President William Ruto has assented to the Appropriations Bill 2024 and directed the National Treasury to promptly prepare supplementary estimates to reduce expenditure by the amount of revenue expected from the rejected Finance Bill 2024. This reduction in expenditure, amounting to Kshs 346 billion, will be borne equitably by both levels of government: the National and County Governments.
The budget cuts will impact the National Government, with the reduction spread across the executive, legislature, judiciary, and constitutional commissions.
Articles 221 and 222 of the Constitution mandate that the Appropriations Bill be signed by June 30 each year to ensure the continuity of government operations, especially in delivering critical services.
On Wednesday, June 26, 2024, President Ruto declined to sign the Finance Bill 2024, sending a memorandum to the National Assembly rejecting all clauses of the bill. Consequently, he referred the County Allocation and Revenue Bill, which was based on anticipated revenues from the rejected Finance Bill, back to Parliament for reduction.

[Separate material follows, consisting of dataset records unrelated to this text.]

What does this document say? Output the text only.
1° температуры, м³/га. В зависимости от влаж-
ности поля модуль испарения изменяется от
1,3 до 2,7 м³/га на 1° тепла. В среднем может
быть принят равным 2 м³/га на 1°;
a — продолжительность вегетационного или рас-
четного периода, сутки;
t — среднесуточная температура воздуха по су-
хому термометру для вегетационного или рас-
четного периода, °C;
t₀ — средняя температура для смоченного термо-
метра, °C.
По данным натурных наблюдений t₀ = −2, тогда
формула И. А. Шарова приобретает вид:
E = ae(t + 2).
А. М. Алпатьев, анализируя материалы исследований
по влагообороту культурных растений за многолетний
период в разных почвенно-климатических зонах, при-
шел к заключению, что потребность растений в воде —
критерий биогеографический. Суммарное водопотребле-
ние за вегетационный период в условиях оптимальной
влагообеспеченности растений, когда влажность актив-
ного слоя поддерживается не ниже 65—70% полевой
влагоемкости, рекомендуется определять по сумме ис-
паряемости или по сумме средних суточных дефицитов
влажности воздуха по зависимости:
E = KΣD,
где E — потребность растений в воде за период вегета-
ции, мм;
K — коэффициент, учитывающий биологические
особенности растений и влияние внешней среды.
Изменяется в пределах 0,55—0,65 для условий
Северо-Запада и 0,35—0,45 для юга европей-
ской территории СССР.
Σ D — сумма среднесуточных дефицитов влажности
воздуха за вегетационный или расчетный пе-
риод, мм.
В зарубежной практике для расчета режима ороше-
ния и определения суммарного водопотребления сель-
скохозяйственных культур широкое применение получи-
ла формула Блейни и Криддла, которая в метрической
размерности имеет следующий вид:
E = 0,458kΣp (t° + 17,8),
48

Furthermore, President Ruto instructed the National Treasury to immediately submit amendments to the Division of Revenue Act 2024 to Parliament to reflect the reduced revenues caused by the rejection of the Finance Bill. He also directed the National Treasury to ensure all accounting officers fund only critical and essential services, using no more than 15% of the budget, until the supplementary budget is approved.
This move underscores the government’s commitment to fiscal responsibility and prudent management of public resources in light of the revised revenue expectations. The equitable distribution of the budget cuts aims to maintain a balanced approach to managing the country’s financial resources amidst the current economic challenges.